Of course, as explained above if you scrub reasonably often the chances that your RAID will encounter *any LSEs at all* during reconstruction after a disk failure are quite small (well under 1%), and the chances that it will encounter any that would affect more than a single file are several (usually many) orders of magnitude smaller still.
“if a RAID system knew about files it would be a file system”
So would a disk – see my comment just above: why, exactly, do you think they should behave differently in this area?
“This paper sounds like a big ad for ZFS/Btrfs. 🙂 But maybe that’s just my bias talking.”
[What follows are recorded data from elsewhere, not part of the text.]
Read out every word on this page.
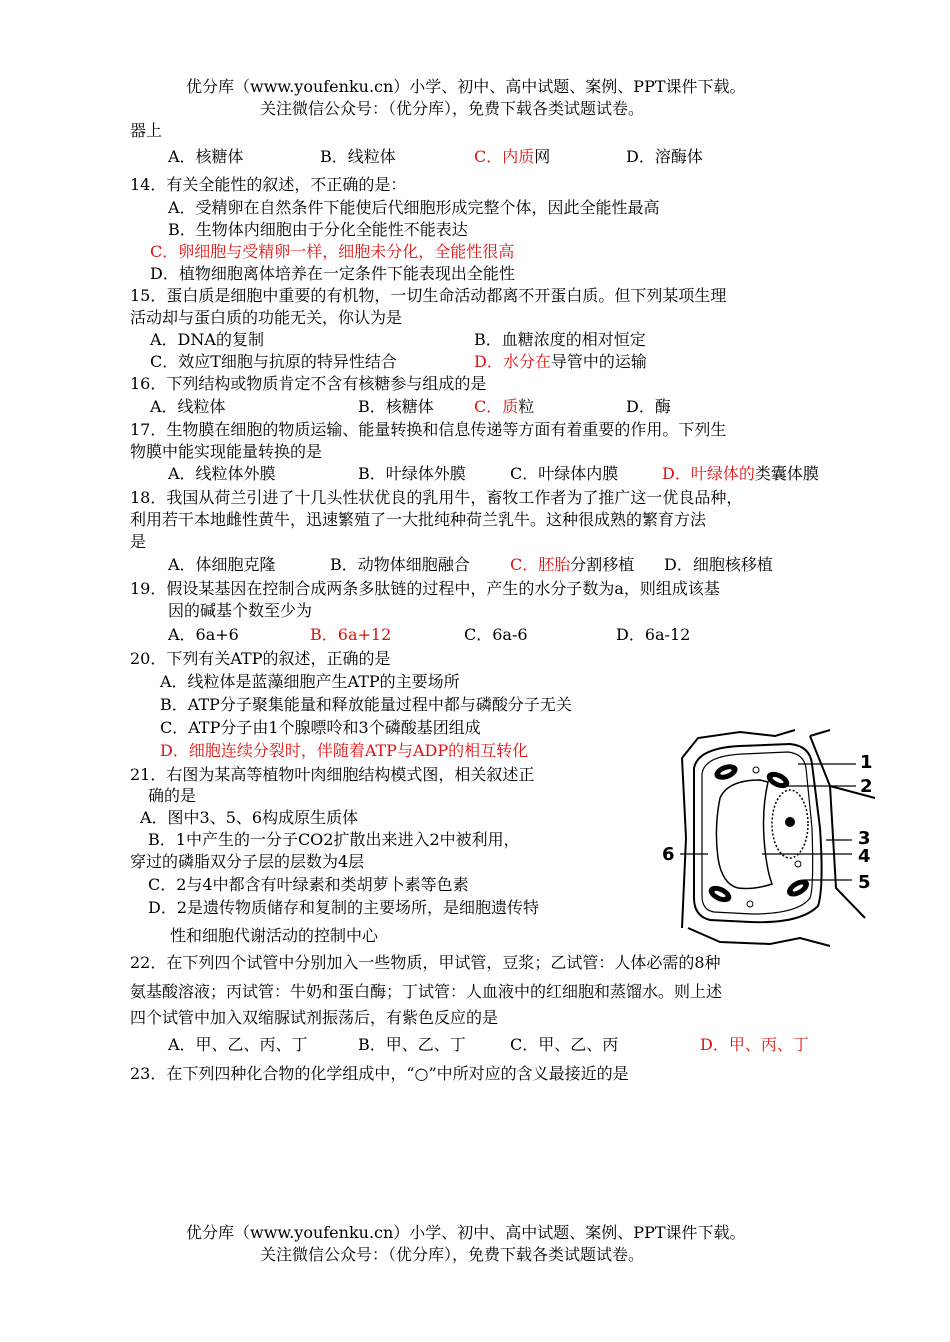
优分库（www.youfenku.cn）小学、初中、高中试题、案例、PPT课件下载。
关注微信公众号：（优分库），免费下载各类试题试卷。
器上
A．核糖体	B．线粒体	C．内质网	D．溶酶体
14．有关全能性的叙述，不正确的是：
A．受精卵在自然条件下能使后代细胞形成完整个体，因此全能性最高
B．生物体内细胞由于分化全能性不能表达
C．卵细胞与受精卵一样，细胞未分化，全能性很高
D．植物细胞离体培养在一定条件下能表现出全能性
15．蛋白质是细胞中重要的有机物，一切生命活动都离不开蛋白质。但下列某项生理
活动却与蛋白质的功能无关，你认为是
A．DNA的复制	B．血糖浓度的相对恒定
C．效应T细胞与抗原的特异性结合	D．水分在导管中的运输
16．下列结构或物质肯定不含有核糖参与组成的是
A．线粒体	B．核糖体	C．质粒	D．酶
17．生物膜在细胞的物质运输、能量转换和信息传递等方面有着重要的作用。下列生
物膜中能实现能量转换的是
A．线粒体外膜	B．叶绿体外膜	C．叶绿体内膜	D．叶绿体的类囊体膜
18．我国从荷兰引进了十几头性状优良的乳用牛，畜牧工作者为了推广这一优良品种，
利用若干本地雌性黄牛，迅速繁殖了一大批纯种荷兰乳牛。这种很成熟的繁育方法
是
A．体细胞克隆	B．动物体细胞融合	C．胚胎分割移植 D．细胞核移植
19．假设某基因在控制合成两条多肽链的过程中，产生的水分子数为a，则组成该基
因的碱基个数至少为
A．6a+6	B．6a+12	C．6a-6	D．6a-12
20．下列有关ATP的叙述，正确的是
A．线粒体是蓝藻细胞产生ATP的主要场所
B．ATP分子聚集能量和释放能量过程中都与磷酸分子无关
C．ATP分子由1个腺嘌呤和3个磷酸基团组成
D．细胞连续分裂时，伴随着ATP与ADP的相互转化
21．右图为某高等植物叶肉细胞结构模式图，相关叙述正
确的是
A．图中3、5、6构成原生质体
B．1中产生的一分子CO2扩散出来进入2中被利用，
穿过的磷脂双分子层的层数为4层
C．2与4中都含有叶绿素和类胡萝卜素等色素
D．2是遗传物质储存和复制的主要场所，是细胞遗传特
性和细胞代谢活动的控制中心
1
2
3
4
5
6
22．在下列四个试管中分别加入一些物质，甲试管，豆浆；乙试管：人体必需的8种
氨基酸溶液；丙试管：牛奶和蛋白酶；丁试管：人血液中的红细胞和蒸馏水。则上述
四个试管中加入双缩脲试剂振荡后，有紫色反应的是
A．甲、乙、丙、丁	B．甲、乙、丁	C．甲、乙、丙	D．甲、丙、丁
23．在下列四种化合物的化学组成中，“○”中所对应的含义最接近的是
优分库（www.youfenku.cn）小学、初中、高中试题、案例、PPT课件下载。
关注微信公众号：（优分库），免费下载各类试题试卷。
I suspect the latter: the only advantage that ZFS has in this area over a conventional (non-brain-damaged) RAID-plus-scrubbing approach is in its additional replication of metadata, and the chances that an LSE problem during reconstruction will hit critical metadata (rather than plain old user data) are infinitesimal.
– bill
as descibed above:
“A data scrub is primarily used to detect data corruption. This scrub issues read operations for each disk sector, computes a checksum over its data, compares the checksum to the on-disk 8-byte checksum, and reconstructs the sector from other disks in the RAID group if the checksum comparison fails. Latent sector errors discovered by data scrubs appear as read errors.”
what is the “on-disk 8-byte checksmu”?
Is it a signature of the sector contents ,which could reflect the small changes?
if that’s ture, is there any standard to choose such signature?
I’m a students in China, so sorry for my poor English.